JUSTIÇA

Ex-patrões viram réus por submeter idosa a trabalho análogo à escravidão

Maria de Moura foi resgatada no ano passado após trabalhar sem salário por 72 anos para uma família do Rio de Janeiro

Idosa passou 72 anos trabalhando sem salário. Esse é o caso mais longo de trabalho análogo ao escravo -  (crédito: Kleber Sales/CB/D.A Press)
Idosa passou 72 anos trabalhando sem salário. Esse é o caso mais longo de trabalho análogo ao escravo - (crédito: Kleber Sales/CB/D.A Press)
postado em 11/03/2024 10:59 / atualizado em 11/03/2024 11:27

Os patrões de uma idosa de 87 anos viraram réus na Justiça sob acusação de trabalho análogo à escravidão após submeteram a empregada doméstica a trabalhar sem salário por 72 anos. Maria de Moura foi resgatada em março de 2022 no Rio de Janeiro. Segundo o Ministério Público do Trabalho, esse é o caso mais longo de trabalho análogo ao escravo da história do Brasil. As informações são do programa Fantástico, da TV Globo.

Durante a inspeção de auditores, a idosa foi encontrada dormindo no sofá, em um espaço improvisado. Ela não possuía telefone e os familiares só conseguiam contato com ela ligando para um dos empregadores, que atendia ao telefone raramente. Além disso, Maria tinha aposentadoria, mas o cartão e a senha estavam com o empregador.

A defesa dos ex-patrões Yonne Mattos Maia e André Luiz Mattos Maia Neumann negou as acusações e alegou que Maria de Moura era tratada como integrante da família. No entanto, segundo relatos dos auditores-fiscais do Trabalho da Superintendência Regional do Trabalho no Rio de Janeiro (SRTb/RJ) — que resgataram a mulher — essa situação não foi constatada durante a inspeção.
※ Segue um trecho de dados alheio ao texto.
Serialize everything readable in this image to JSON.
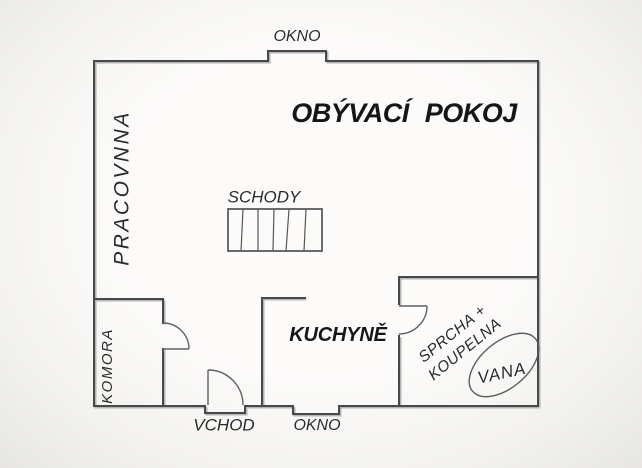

"Foi alegado que era 'como da família', mas a ela não foi permitido o estudo e nunca teve o direito de conduzir a própria vida, muito embora nenhuma doença ou fato similar lhe tire essa capacidade", afirmou Alexandre Lyra, um dos auditores responsáveis pelo caso.

A mulher foi morar com a família dos patrões do pai aos 12 anos, com a promessa de uma vida melhor. Mas desde então, a trabalhadora passou a ser submetida a jornadas degradantes. Atualmente, Maria de Moura mora com a família e recebe aposentadoria e um salário mínimo da família Mattos Maia por decisão liminar da Justiça.

O Código Penal, no artigo 149, define as condições que caracterizam o trabalho análogo à escravidão, que são: o trabalho em condições degradantes, o trabalho forçado, a jornada exaustiva e situações em que se configuram a escravidão por dívidas com a retenção da pessoa no lugar de trabalho.

Veja a nota do Ministério Público do Trabalho no Rio de Janeiro:

Na esfera trabalhista, a Ação Civil Pública proposta pelo Ministério Público do Trabalho no Rio de Janeiro (MPT-RJ) contra os réus em 2022 continua em andamento.

Recentemente houve audiência judicial, quando foram ouvidas testemunhas indicadas pelo MPT e pelos réus. No momento, o processo está com o Juiz para decidir sobre o pedido dos réus de depoimento da dona Maria de Moura.

O MPT é contra o depoimento porque o processo versa sobre direito indisponível da trabalhadora - indisponibilidade que decorre da sua condição de vulnerabilidade por ter ficado em situação de escravidão contemporânea.

Além disso, a Sra. Maria de Moura não tem condições de comparecer em juízo para prestar depoimento porque, segundo laudo médico que foi apresentado nos autos, ela já está com a saúde mental comprometida, com quadro de demência.

O MPT tem a expectativa de que o processo siga para sentença em breve, já que tem preferência na tramitação.